Et l’essentiel ce sont ces mots alignés dans ce huis-clos jubilatoire où un petit garçon raconte la folie douce de son père et de sa mère qui s’aimaient hors normes, qui s’aimaient en marge de toute normalité, qui s’aimaient d’un amour absolu et vrai. 

Sortir du cadre

Et on a envie de dire merci à Olivier Bourdeault. Merci de nous avoir laissé partager ces moments. Merci aussi de nous avoir projeté dans un monde où chasser des mouches avec un harpon, écrire à l’envers, adopter un oiseau exotique, boire des cocktails toute la journée et danser sur Mr Bojangles de Nina Simone se faisaient au quotidien. Un quotidien où chaque jour était une fête.

Ce roman un peu triste aussi, mais jamais désespéré, est magnifique parce qu’il fait rêver. Alors on rêve. On rêve de sortir du cadre, de vivre comme on l’entend, de s’aimer absolument, d’oublier les contraintes, de passer par-dessus les lois, de faire de la vie un manège coloré et de rester enfant dans un monde d’enfant où les mots sont des ballons, les heures des guimauves et tout est prétexte à rire et danser.

Au-delà de l’histoire déjantée et de la narration très simple, En attendant Bojangles entre dans nos tripes, remue nos carapaces robotisées et va chercher, loin, la part de rêve, de magie et d’amour qui est très enfouie au fond de nous, malmenée par nos contraintes, souillée par la dureté de la réalité, la déliquescence de la planète et le cynisme de l’humanité aujourd’hui.

Le canal du rêve

En fermant le livre, on a envie de laisser le canal du rêve ouvert, de bondir, sauter, jouer, rire, boire des cocktails, danser et croire que, peut-être, la folie est l’unique échappatoire à cette vie qui passe très vite en faisant de nous des prisonniers. Olivier Bourdeaut est un Merlin l’enchanteur et ce livre une confiserie de toutes les couleurs qu’on dévore comme un arc-en-ciel. Il renforce notre certitude qu’on peut encore tout sublimer avec des mots :

« Le temps d’un cocktail, d’une danse, une femme folle et chapeautée d’ailes, m’avait rendu fou d’elle en m’invitant à partager sa démence. »

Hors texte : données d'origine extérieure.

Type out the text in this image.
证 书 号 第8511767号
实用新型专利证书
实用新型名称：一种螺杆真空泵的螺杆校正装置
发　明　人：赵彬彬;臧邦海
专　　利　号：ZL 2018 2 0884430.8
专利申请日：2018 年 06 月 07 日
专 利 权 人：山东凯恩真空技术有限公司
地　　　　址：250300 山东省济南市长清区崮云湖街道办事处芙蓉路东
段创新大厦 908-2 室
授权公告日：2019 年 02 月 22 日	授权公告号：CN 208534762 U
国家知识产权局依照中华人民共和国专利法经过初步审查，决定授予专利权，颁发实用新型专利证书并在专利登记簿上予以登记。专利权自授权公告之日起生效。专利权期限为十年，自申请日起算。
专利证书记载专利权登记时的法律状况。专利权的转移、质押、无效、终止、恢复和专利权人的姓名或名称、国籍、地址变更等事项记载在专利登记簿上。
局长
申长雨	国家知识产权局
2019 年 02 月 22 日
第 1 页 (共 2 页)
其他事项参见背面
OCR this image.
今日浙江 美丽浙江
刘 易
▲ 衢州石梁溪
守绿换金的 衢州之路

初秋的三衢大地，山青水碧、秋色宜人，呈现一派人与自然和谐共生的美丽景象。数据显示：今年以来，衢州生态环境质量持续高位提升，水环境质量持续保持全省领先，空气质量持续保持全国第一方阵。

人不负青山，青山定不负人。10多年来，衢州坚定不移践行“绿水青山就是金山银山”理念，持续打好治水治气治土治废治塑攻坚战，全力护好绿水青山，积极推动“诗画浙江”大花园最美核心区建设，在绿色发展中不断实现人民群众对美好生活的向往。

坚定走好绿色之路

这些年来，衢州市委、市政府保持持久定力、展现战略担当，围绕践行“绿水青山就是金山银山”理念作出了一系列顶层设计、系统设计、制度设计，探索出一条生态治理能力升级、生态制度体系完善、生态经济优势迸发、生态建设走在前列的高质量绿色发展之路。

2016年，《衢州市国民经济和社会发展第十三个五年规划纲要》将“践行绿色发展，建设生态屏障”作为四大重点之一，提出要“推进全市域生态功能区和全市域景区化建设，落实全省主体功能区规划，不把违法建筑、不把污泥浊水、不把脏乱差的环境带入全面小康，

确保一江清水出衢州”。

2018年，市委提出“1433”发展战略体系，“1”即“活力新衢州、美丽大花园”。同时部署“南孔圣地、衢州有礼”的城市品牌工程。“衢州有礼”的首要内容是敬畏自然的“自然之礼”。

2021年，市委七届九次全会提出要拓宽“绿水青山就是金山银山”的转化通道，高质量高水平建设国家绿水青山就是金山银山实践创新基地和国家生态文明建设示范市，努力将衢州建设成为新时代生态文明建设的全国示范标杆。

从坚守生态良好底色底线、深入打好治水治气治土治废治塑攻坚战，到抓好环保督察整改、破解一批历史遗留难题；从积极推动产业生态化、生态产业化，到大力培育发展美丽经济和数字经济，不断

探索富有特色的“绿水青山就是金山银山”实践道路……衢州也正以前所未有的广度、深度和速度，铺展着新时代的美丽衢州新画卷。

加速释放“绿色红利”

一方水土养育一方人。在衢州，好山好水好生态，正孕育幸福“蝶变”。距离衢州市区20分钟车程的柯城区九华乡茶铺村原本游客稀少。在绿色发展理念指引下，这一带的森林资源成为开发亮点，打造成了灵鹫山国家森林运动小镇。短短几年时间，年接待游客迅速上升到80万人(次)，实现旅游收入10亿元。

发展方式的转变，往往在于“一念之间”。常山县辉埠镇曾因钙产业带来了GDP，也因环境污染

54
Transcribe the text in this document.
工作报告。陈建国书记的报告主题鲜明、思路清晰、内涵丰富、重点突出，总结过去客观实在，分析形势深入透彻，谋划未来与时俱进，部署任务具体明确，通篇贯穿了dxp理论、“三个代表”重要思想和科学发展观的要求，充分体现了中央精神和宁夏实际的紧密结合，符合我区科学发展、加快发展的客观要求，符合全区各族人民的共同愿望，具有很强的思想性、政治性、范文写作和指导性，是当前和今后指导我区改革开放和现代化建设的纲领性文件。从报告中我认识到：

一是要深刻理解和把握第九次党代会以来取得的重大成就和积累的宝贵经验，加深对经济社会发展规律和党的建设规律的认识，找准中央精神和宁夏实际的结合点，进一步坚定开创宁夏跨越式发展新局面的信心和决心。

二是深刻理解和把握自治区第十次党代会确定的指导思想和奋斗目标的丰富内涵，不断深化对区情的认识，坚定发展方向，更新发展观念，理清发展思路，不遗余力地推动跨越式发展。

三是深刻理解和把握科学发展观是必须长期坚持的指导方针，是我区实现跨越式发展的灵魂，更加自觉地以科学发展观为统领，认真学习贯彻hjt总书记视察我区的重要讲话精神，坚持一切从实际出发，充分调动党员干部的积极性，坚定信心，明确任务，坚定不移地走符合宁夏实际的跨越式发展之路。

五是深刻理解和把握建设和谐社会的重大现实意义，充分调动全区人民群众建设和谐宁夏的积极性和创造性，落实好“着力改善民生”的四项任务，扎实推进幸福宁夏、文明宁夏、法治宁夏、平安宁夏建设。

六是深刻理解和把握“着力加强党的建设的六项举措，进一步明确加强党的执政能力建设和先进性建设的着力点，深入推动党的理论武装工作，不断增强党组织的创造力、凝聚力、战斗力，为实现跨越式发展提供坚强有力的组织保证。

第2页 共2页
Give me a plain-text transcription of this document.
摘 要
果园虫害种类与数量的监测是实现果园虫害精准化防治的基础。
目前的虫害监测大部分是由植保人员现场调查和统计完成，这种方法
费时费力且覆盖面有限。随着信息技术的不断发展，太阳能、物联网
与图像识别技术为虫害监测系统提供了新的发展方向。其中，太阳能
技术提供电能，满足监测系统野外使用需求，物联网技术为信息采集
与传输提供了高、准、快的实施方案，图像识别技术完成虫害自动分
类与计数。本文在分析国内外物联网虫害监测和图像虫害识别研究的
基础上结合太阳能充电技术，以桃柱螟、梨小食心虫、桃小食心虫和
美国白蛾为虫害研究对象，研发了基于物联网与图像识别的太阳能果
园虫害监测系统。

« Cette folie, je l’avais accueillie les bras ouverts, puis je les avais refermés pour la serrer très fort et m’en imprégner, mais je craignais qu’une telle folie douce ne soit pas éternelle. »

« D’elle, mon père disait qu’elle tutoyait les étoiles, ce qui me semblait étrange car elle vouvoyait tout le monde, y compris moi. »


Pour retrouver le goût de la lecture, quatre autres romans font parfaitement l'affaire :


Au bon roman, de Laurence Cossé

La librairie idéale ? On en a tous rêvé. Yvan, libraire sélectif et Francesca, riche bourgeoise passionnée de livres l’ont fait. Il suffisait de pousser la porte de Au bon roman pour plonger dans un monde de titres triés sur le volet. Mais cela va-t-il plaire à tout le monde ? Un roman jubilatoire.


La Lettre oubliée, de Nina George

Imaginons une péniche pleine de livres. Imaginons un libraire bibliothérapeute. Et un jour, la péniche et le libraire se détachent de la terre grise et suivent le cours des fleuves pour aller à la rencontre de l’amour et des lecteurs. Une petite pépite.


La fille qui lisait dans le métro, de Christine Féret-Fleury

Chaque jour, Juliette prend le même métro avec les mêmes habitués. Derrière les livres qu’elle lit régulièrement, elle observe les usagers, leurs habitudes et leurs manies. Et puis un jour, au lieu de prendre le métro, elle marche. Et elle pousse une porte étroite qui la conduira vers un fou de livres et vers un tout autre chemin.


Le liseur du 6h27, de Jean-Paul Didierlaurent

Guylain travaille dans une usine qui broie les livres dont personne ne veut plus. Responsable du pilon, il sauve chaque jour quelques feuillets qu’il lit le matin à voix haute aux usagers du RER de 06h27. La poésie vient sauver le sordide. 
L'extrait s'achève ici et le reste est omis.